BahlConsult GmbH: Ihre Experten für Zinsswaps, Derivate und strukturierte InvestmentsIn 2016 dürften sich wieder etliche der neuen Einhörner oder Unicorns, also neue Unternehmen der Technologiebranche mit Milliardenbewertungen, an einen Börsengang wagen. Dass es dabei nicht für alle Investoren gleich und gerecht zugeht, zeigt sich – wie so oft – im Kleingedruckten der dicken Emissionsprospekte. Vor allem die Nebenabsprachen und besonderen Klauseln für die bisherigen Kapitalgeber sind hier interessant. Aber wie so oft dürften die meisten Anleger davor zurückscheuen, sich einer Lektüre der dicken Dokumente zu widmen und stattdessen lieber auf die Werbebroschüren und Kurzzusammenfassungen vertrauen.

Eine gerade bei den großen Unicorn IPOs interessante Klausel, die in beinahe allen Börsengängen dieser milliardenschweren Giganten vorkommt, ist die sogenannte Full Ratchet Klausel. Eine Ratchet Klausel im Rahmen eines IPOs sichert den bisherigen Geldgebern einen Mindestgewinn für ihren Kapitaleinsatz aus dem Emissionserlös zu. Bei Square etwa soll dieser Gewinn bei mindestens 20% liegen, unabhängig davon, ob der Börsengang diesen Gewinn auch erwirtschaftet. Sollte der Erlös aus dem IPO unter dem garantierten Wert liegen, erhalten die Venture Capital Geber zusätzliche Aktien des Unternehmens zu einem entsprechend geringeren Wert. Am Ende kommen die Altkapitalgeber also garantiert auf ihre 20%. So oder so.

Damit ist eine Ratchet Klausel ein besonderer Schutz für Venture Capital Investoren. In den Jahren vor dem Börsengang haben Private und Venture Capital Unternehmen die Unicorns mit ihren oft riesigen Kapitalspritzen erst zu dem gemacht, was sie sind. Die milliardenschweren Bewertungen beruhen nämlich hauptsächlich auf den Unsummen, welche die Venture Capital Branche in einige auserwählte Unternehmen pumpt. Dass sie durch die Ratchet Klauseln am Ende gar nicht so viel Risiko eingehen, wie sie es die Allgemeinheit gerne glauben lassen, ist selten zu lesen.

Dabei sind die Bewertungen, die ein Unternehmen vor einem Börsengang hat, häufig weder realistisch noch exakt, sondern beruhen auf Berechnungen im Zuge von privaten Finanzierungsrunden. Da kann es schon vorkommen, dass Unternehmen, die zuvor zum Beispiel mit 5 Milliarden USD bewertet werden, im Zuge des Börsengangs nur noch auf drei oder vier Milliarden USD kommen. Immer noch ein gigantischer Wert, aber im Vergleich zur vorigen Bewertung fehlt eben die ein oder andere Milliarde. Die soll durch die Ratchet Klausel den Venture Capital Gebern aber nicht so einfach durch die Finger gehen. Also holen sie sich das fehlende Geld schnell mal von den neuen Kapitalgebern.

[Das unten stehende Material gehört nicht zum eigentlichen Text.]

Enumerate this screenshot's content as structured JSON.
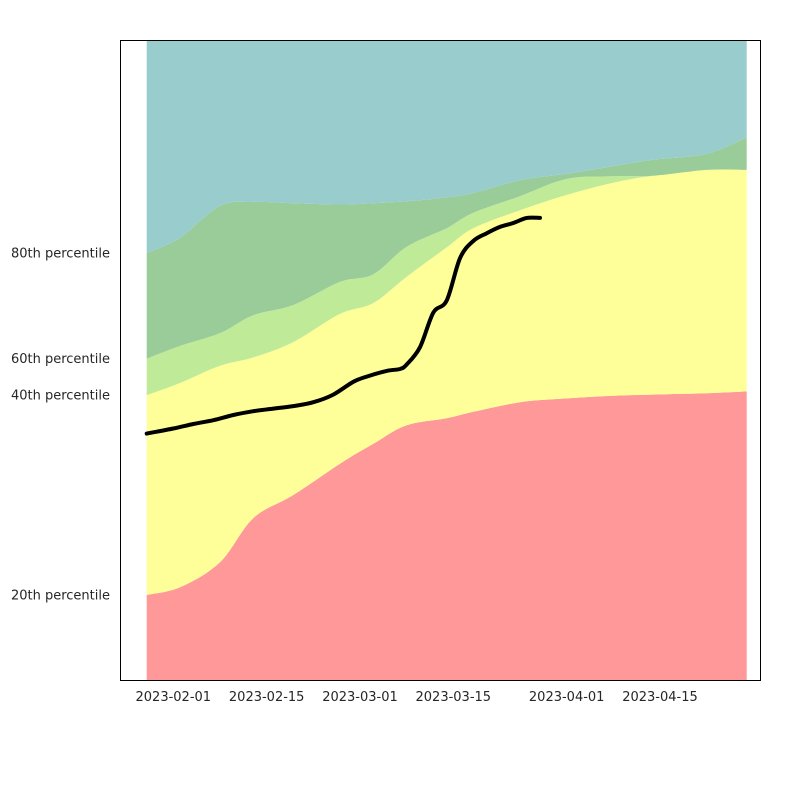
{
  "chart_data": {
    "type": "area",
    "x_axis_type": "date",
    "x_range": [
      "2023-01-24",
      "2023-04-30"
    ],
    "y_range": [
      0,
      100
    ],
    "grid": false,
    "legend": "none",
    "x_ticks": [
      {
        "date": "2023-02-01",
        "label": "2023-02-01"
      },
      {
        "date": "2023-02-15",
        "label": "2023-02-15"
      },
      {
        "date": "2023-03-01",
        "label": "2023-03-01"
      },
      {
        "date": "2023-03-15",
        "label": "2023-03-15"
      },
      {
        "date": "2023-04-01",
        "label": "2023-04-01"
      },
      {
        "date": "2023-04-15",
        "label": "2023-04-15"
      }
    ],
    "y_ticks": [
      {
        "value": 13.3,
        "label": "20th percentile"
      },
      {
        "value": 44.5,
        "label": "40th percentile"
      },
      {
        "value": 50.2,
        "label": "60th percentile"
      },
      {
        "value": 66.7,
        "label": "80th percentile"
      }
    ],
    "band_dates": [
      "2023-01-28",
      "2023-02-02",
      "2023-02-08",
      "2023-02-13",
      "2023-02-19",
      "2023-02-26",
      "2023-03-03",
      "2023-03-08",
      "2023-03-14",
      "2023-03-18",
      "2023-03-25",
      "2023-04-01",
      "2023-04-08",
      "2023-04-14",
      "2023-04-22",
      "2023-04-28"
    ],
    "bands": [
      {
        "name": "band_0_20",
        "color": "#ff9999",
        "lower": [
          0,
          0,
          0,
          0,
          0,
          0,
          0,
          0,
          0,
          0,
          0,
          0,
          0,
          0,
          0,
          0
        ],
        "upper": [
          13.3,
          14.5,
          18.4,
          25.3,
          28.9,
          33.8,
          36.9,
          39.8,
          40.9,
          41.9,
          43.4,
          44.0,
          44.4,
          44.6,
          44.8,
          45.1
        ]
      },
      {
        "name": "band_20_40",
        "color": "#ffff99",
        "lower": [
          13.3,
          14.5,
          18.4,
          25.3,
          28.9,
          33.8,
          36.9,
          39.8,
          40.9,
          41.9,
          43.4,
          44.0,
          44.4,
          44.6,
          44.8,
          45.1
        ],
        "upper": [
          44.5,
          46.4,
          49.1,
          50.4,
          52.8,
          57.2,
          58.9,
          63.0,
          67.6,
          70.6,
          73.4,
          75.8,
          77.7,
          78.8,
          79.7,
          79.7
        ]
      },
      {
        "name": "band_40_60",
        "color": "#bfeb99",
        "lower": [
          44.5,
          46.4,
          49.1,
          50.4,
          52.8,
          57.2,
          58.9,
          63.0,
          67.6,
          70.6,
          73.4,
          75.8,
          77.7,
          78.8,
          79.7,
          79.7
        ],
        "upper": [
          50.2,
          52.2,
          54.2,
          57.0,
          58.6,
          62.2,
          63.4,
          67.7,
          70.6,
          73.0,
          75.6,
          78.3,
          78.7,
          78.8,
          79.7,
          79.7
        ]
      },
      {
        "name": "band_60_80",
        "color": "#99cc99",
        "lower": [
          50.2,
          52.2,
          54.2,
          57.0,
          58.6,
          62.2,
          63.4,
          67.7,
          70.6,
          73.0,
          75.6,
          78.3,
          78.7,
          78.8,
          79.7,
          79.7
        ],
        "upper": [
          66.7,
          69.1,
          74.1,
          74.7,
          74.5,
          74.3,
          74.5,
          74.8,
          75.4,
          76.1,
          78.1,
          79.1,
          80.3,
          81.3,
          82.2,
          84.8
        ]
      },
      {
        "name": "band_80_100",
        "color": "#99cccc",
        "lower": [
          66.7,
          69.1,
          74.1,
          74.7,
          74.5,
          74.3,
          74.5,
          74.8,
          75.4,
          76.1,
          78.1,
          79.1,
          80.3,
          81.3,
          82.2,
          84.8
        ],
        "upper": [
          100,
          100,
          100,
          100,
          100,
          100,
          100,
          100,
          100,
          100,
          100,
          100,
          100,
          100,
          100,
          100
        ]
      }
    ],
    "series": [
      {
        "color": "#000000",
        "x": [
          "2023-01-28",
          "2023-02-01",
          "2023-02-04",
          "2023-02-07",
          "2023-02-10",
          "2023-02-13",
          "2023-02-16",
          "2023-02-19",
          "2023-02-22",
          "2023-02-25",
          "2023-02-28",
          "2023-03-02",
          "2023-03-05",
          "2023-03-07",
          "2023-03-08",
          "2023-03-10",
          "2023-03-12",
          "2023-03-14",
          "2023-03-16",
          "2023-03-18",
          "2023-03-20",
          "2023-03-22",
          "2023-03-24",
          "2023-03-26",
          "2023-03-28"
        ],
        "y": [
          38.5,
          39.3,
          40.0,
          40.6,
          41.4,
          42.0,
          42.4,
          42.8,
          43.4,
          44.6,
          46.6,
          47.4,
          48.3,
          48.6,
          49.3,
          52.0,
          57.4,
          59.3,
          65.9,
          68.6,
          69.8,
          70.8,
          71.4,
          72.2,
          72.2
        ]
      }
    ]
  }
}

Die neuen Aktionäre sind es am Ende, welche die Rechnung und das Risiko tragen. Denn ihre Anteile werden durch die zusätzlichen Aktien, die an die Venture Capital Geber ausgegeben werden, deutlich verwässert. Das wirkt sich natürlich auf die Preisentwicklung nach dem Börsengang aus.

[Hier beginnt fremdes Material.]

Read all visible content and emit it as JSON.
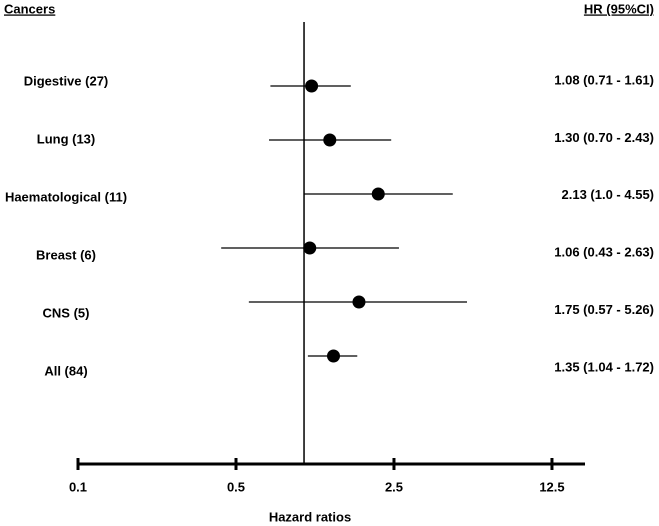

Wie man sieht lohnt es sich deshalb, auch das Kleingedruckte in den Emissionsprospekten zu lesen. Meist finden sich Ratchet Klauseln unter dem Stichwort „Verwässerung“ oder, in englischsprachigen Prospekten, unter dem Punkt „Dilution“.

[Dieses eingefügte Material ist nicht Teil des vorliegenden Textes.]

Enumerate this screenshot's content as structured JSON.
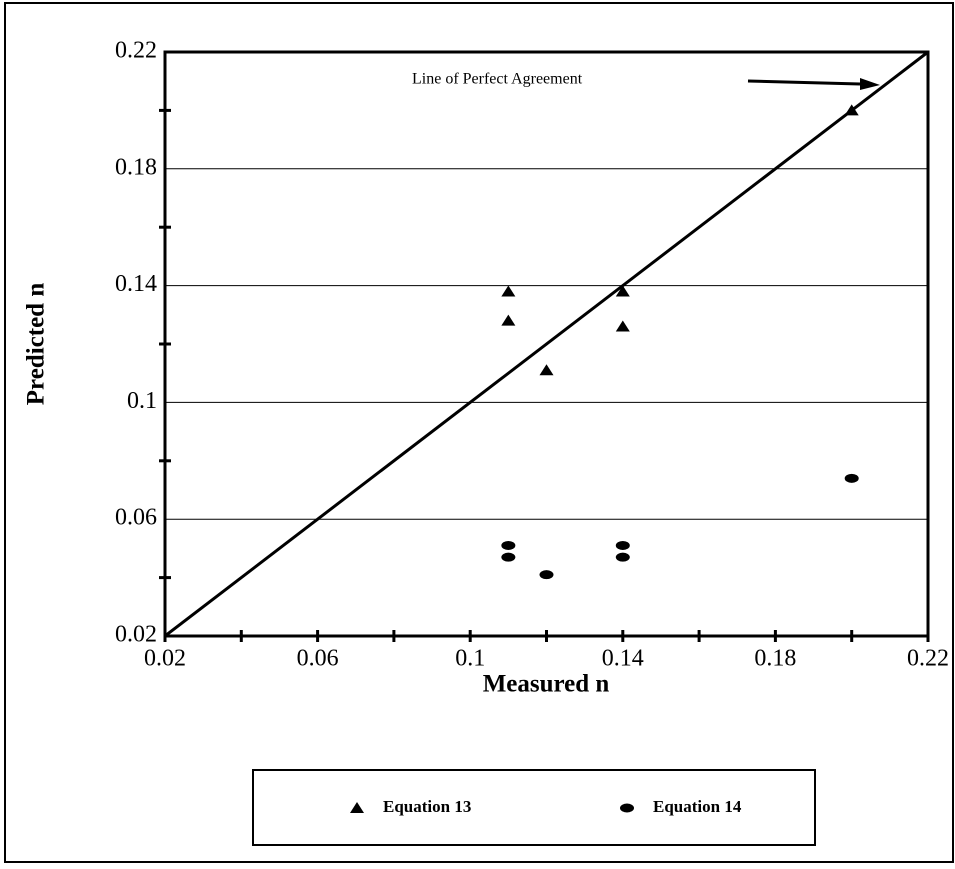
{
  "chart_data": {
    "type": "scatter",
    "xlabel": "Measured n",
    "ylabel": "Predicted n",
    "xlim": [
      0.02,
      0.22
    ],
    "ylim": [
      0.02,
      0.22
    ],
    "xticks": [
      0.02,
      0.06,
      0.1,
      0.14,
      0.18,
      0.22
    ],
    "yticks": [
      0.02,
      0.06,
      0.1,
      0.14,
      0.18,
      0.22
    ],
    "xminorticks": [
      0.04,
      0.08,
      0.12,
      0.16,
      0.2
    ],
    "yminorticks": [
      0.04,
      0.08,
      0.12,
      0.16,
      0.2
    ],
    "grid": true,
    "reference_line": {
      "label": "Line of Perfect Agreement",
      "x": [
        0.02,
        0.22
      ],
      "y": [
        0.02,
        0.22
      ],
      "color": "#000000"
    },
    "series": [
      {
        "name": "Equation 13",
        "marker": "triangle",
        "color": "#000000",
        "x": [
          0.11,
          0.11,
          0.12,
          0.14,
          0.14,
          0.2
        ],
        "values": [
          0.138,
          0.128,
          0.111,
          0.138,
          0.126,
          0.2
        ]
      },
      {
        "name": "Equation 14",
        "marker": "circle",
        "color": "#000000",
        "x": [
          0.11,
          0.11,
          0.12,
          0.14,
          0.14,
          0.2
        ],
        "values": [
          0.051,
          0.047,
          0.041,
          0.051,
          0.047,
          0.074
        ]
      }
    ]
  }
}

Bei der Entscheidung, in ein IPO zu investieren oder nicht, spielen selbstverständlich noch viele andere Faktoren eine wichtige Rolle. Eine gründliche Fundamentalanalyse des Unternehmens, des Geschäftsfeldes, der Konkurrenzsituation und der Zukunftsaussichten sind mit die wichtigsten Punkte für eine Entscheidung. Dennoch lohnt es sich, auch auf die technischen Details des Börsengangs selbt zu achten, denn wie man sieht, können so nebenbei im Prospekt erwähnte Klauseln hinterher dramatische Auswirkungen auf die Preisentwicklung haben.